His answer: Depends, if I can find a phone

☻Why'd they call it PMS? Cos Mad cow disease was already taken!

☻I went to ur house justnow - can't enter cos door says *CUTE FOLK NOT ALLOWED* - pls take sign down next time ok!

☻Your birth certificate is an apology letter from the condom factory.

☻Out of my mind. Back in five minutes.

☻Always remember you're unique - just like everyone else.

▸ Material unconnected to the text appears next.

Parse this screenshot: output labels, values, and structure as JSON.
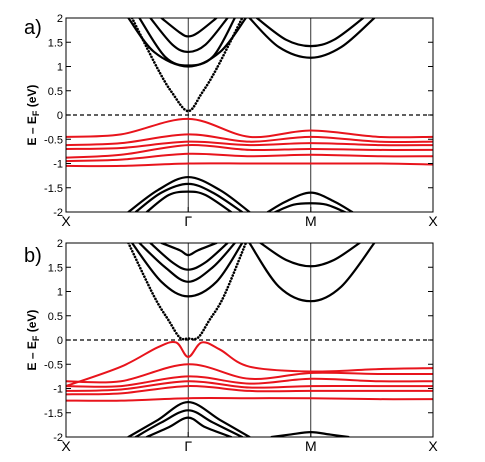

☻I heard you took an IQ test and they said you're results were negative.

☻How many letters in the Alphabet? 19, cuz ET went home on a UFO and the FBI went after him.

☻Don't feel sad...don't feel blue...Frankenstein was ugly too...

☻U got Sex Appeal...U got Class...U got Moves...U got da Face, da Body....shit...I got wrong number...SORRY :)

☻I need a kiss, I need touched, I need your love, I need warmth, I need hugs, I need sex, I need YOU!

☻On the cellphone pad of life, always keep one finger on the disconnect key.

☻The first half of our lives is ruined by our parents, and the second half by our children.

☻Nope.....u still ugly!

☻Y did the jelly baby go 2 school? Cuz he wanted to be a smarty.

☻What u call dog with no legs? Don't matter wot u call him, he ain't gonna come.

☻Bride's Dad hands a note to the groom: 'GOODS DELIVERED ARE NOT RETURNABLE.' Groom gave another note back to father: 'CONTRACT VOID IF SEAL IS BROKEN.'

☻Girls think boys are fit. Boys think girls are sexy. But hey, no worries - I sure science will come up with something to help u.

☻I think it is time I tell you what people are saying behind your back...! Nice Ass.

☻How to impress woman: kiss her, hug her, compliment her, love her, tease her, protect her, listen to her, support her
How to impress a man: Show up naked with beer.

☻How do u keep an idiot amused? Watch this message until it goes away!

☻It's better to let someone think you are an Idiot than to open your mouth and prove it.

☻Whats the best thing about babies? MAKING EM!

☻I get enough exercise just pushing my luck!

☻You are here: X

☻Hickory Dickory Dock, dis bitch woz suckin me c**k, da clock struck 2, i dumped me goo, & dropped her at da end of da block.

☻In Ikea they have a Shelf storage system called Nob - So that's the only shop you can go into and ask the assistant to wheel your Nob to the car cuz it's too heavy.

☻Crime doesn't pay...Does that mean my job is a crime?

☻Jesus loves you...everyone else thinks you're an asshole!

☻Inflexibility is the hallmark of the Tiny Mind.

☻Q: Why did the blond get fired from the banana plantation?

A: Because she threw out all the bent ones.

☻What did the bartender say to the jumper cables when they walked into the bar? Ok u 2, don't start anything.

☻Am I getting smart with you? ....How would you know?